A confidential memo obtained by Wikileaks shows that not only has the U.S. Securities and Exchange Commission created an insider trading loophole big enough to drive a truck through, but that Wall Street is taking full advantage of it, establishing 'how-to' programs and even client service divisions to help well-heeled clients circumvent insider trading regulations.
Most of us think of insider trading as illegal. It allows those with inside knowledge to tilt the playing field, with the small investors invariably losing to the privileged few. Unfortunately for the small investor, the big boys get to play by different rules, and it has all been made legal, thanks to the SEC.
Here's how it works:
1. An insider client transfers all or a portion of their company stock into a JP Morgan Securities Inc. brokerage account.
2. The insider then develops, in conjunction with the 10b5-1 team, a 'phased, pre-planned sales program to be executed at either market or specified prices'.

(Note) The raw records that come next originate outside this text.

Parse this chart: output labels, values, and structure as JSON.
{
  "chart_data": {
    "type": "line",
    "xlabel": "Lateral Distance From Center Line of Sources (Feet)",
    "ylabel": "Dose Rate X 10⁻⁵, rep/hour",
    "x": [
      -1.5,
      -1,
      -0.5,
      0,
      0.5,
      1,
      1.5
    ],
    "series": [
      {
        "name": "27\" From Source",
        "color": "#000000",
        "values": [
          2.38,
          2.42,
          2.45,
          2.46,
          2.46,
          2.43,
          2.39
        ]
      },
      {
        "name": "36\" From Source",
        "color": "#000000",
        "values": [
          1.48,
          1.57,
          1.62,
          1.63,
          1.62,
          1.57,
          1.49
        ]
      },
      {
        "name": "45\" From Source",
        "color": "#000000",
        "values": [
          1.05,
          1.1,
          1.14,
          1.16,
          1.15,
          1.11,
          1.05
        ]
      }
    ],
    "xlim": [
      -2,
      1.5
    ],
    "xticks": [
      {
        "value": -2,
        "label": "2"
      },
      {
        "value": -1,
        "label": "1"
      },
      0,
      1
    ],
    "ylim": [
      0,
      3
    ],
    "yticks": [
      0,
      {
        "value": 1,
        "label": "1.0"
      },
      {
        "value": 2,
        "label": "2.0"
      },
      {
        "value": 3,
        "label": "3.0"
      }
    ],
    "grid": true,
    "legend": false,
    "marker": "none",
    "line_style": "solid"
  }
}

3. Depending on the information available to the insider (but not the public), the insider can decide whether to execute the sale or not.
By gaming the system this way, JP Morgan teaches insiders how to use their knowledge to create a rigged market, one in which it is the "house" that always wins, and the small investor that always loses.
Alan D. Jagolinzer, an assistant professor at Stanford University Graduate School of Business, completed a study of roughly 117,000 trades in 10b5-1 plans by 3,426 executives at 1,241 companies. He found that trades inside the plans beat the market by 6% over six months. By contrast, executives at the same firms who traded without the benefit of plans beat the market by only 1.9%.businessweek.com...
One can only guess at how many insiders profited under JP Morgan's "insider trading program," leaving small investors holding the bag.
Ex-CEO wants shake-up of UBS
A former chief executive Luqman Arnold has called on Switzerland's biggest bank, UBS, to split off its investment banking unit.
The move, he says, would help counter the effects of massive losses incurred in the United States subprime crisis. The investor has also demanded a shake-up of the bank's governance, and the removal of the newly appointed chairman.
Arnold's proposal came after UBS announced writedowns totalling more than SFr40 billion ($39.7 billion) for the past nine months.
Critics have blamed the investment bank arm for convincing the traditionally conservative bank to move into trading high-risk mortgage securities. UBS results have suffered they say because the bank has stuck with an integrated model, which offsets the losses in one unit with profits from others.
A UBS spokesman said the bank would respond to a letter from Arnold. His Olivant investment company owns 0.7 per cent of the bank, making it one of its biggest shareholders.
Arnold was dismissed as CEO of UBS in 2001 after just eight months in the job and a reported power struggle with the bank's board and its chairman, Marcel Ospel.